The Biggest Business Video Mistake

Okay – no lie – my eyes almost burned out of my head this past weekend after I saw the most awwwwkwaard business video I’ve seen in a while!

The video was on the Instagram account of a women’s undergarment shop in a glitzy part of Vermont and it showcased the owner strutting around the shop in shorts, a bra and an open-tied blouse while carrying a basket of cucumbers that had a pair of pink panties draped over the side. No lie. Homegirl (the shop owner) promptly offered viewers a free cucumber if they bought a bra over the weekend.

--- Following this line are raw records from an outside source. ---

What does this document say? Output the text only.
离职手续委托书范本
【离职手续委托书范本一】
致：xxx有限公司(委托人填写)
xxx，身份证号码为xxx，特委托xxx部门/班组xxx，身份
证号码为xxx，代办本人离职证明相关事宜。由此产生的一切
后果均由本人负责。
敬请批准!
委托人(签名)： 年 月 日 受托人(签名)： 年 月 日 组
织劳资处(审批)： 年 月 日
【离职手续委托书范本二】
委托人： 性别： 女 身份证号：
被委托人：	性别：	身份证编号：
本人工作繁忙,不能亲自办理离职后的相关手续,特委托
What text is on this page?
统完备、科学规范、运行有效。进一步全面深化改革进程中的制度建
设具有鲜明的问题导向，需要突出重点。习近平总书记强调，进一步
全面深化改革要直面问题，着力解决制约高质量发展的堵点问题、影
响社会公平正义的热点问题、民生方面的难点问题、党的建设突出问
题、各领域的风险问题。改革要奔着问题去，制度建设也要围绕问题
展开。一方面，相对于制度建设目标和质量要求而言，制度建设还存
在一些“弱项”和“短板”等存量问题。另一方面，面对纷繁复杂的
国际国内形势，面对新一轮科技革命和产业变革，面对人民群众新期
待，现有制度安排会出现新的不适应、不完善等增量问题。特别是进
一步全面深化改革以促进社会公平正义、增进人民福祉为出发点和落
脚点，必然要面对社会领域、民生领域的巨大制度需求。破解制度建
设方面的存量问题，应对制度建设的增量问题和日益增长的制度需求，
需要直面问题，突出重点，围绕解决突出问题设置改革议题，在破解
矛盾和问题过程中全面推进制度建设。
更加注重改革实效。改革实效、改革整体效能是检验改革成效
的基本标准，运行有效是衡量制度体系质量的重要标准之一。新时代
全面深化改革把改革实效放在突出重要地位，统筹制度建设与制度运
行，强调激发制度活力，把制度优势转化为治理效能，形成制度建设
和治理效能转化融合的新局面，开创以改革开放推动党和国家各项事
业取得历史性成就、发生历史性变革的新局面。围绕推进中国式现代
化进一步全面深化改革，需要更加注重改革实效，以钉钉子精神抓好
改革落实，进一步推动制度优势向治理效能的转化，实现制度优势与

After watching the video about ten times – sipping more of my wine with each view as I winced and rolled my eyes – I decided that someone needed to save this lady from herself. See, I got the joke: oh a cucumber – ha, ha – but for real, did her video actually accomplish what she wanted it to? Did she really increase her sales that weekend…or did she simply get the satisfaction of strutting around in her lacies while making a weird joke?

"What's the point?"

This is the question to always ask yourself whenever you’re shooting a business video…or making a presentation or speech…or having a “sit down” conversation with someone. If you don’t start your video, speech or dialogue with your call to action in mind, you will likely fail to be heard. Worse – you will have wasted someone else’s time with aimless conversation or dialogue.

Try this: for every conversation you have this week – or any video you plan to shoot – ask yourself ahead of time: what is my call to action for this audience, and how do I clearly – and endearingly – make that call?

I often see my clients – and others – lead with humor, as a way of diffusing their own nerves and creating fast likeability. Yes, humor is a very effective communication tool, when used appropriately. Still, if cucumber/bra lady was going to make a joke – she would have been better off just making the joke and not tying it to her business objective of selling bras. It was an attempt at humor that completely missed her demographic: wealthy women and men who are in the market for high-end undergarments that run a minimum of $100+ a pop.

Whatever your means of communicating, though: video, speech or in-person conversation – always lead with action! Let your audience know what you want them to do…and do so in a way that resonates with them.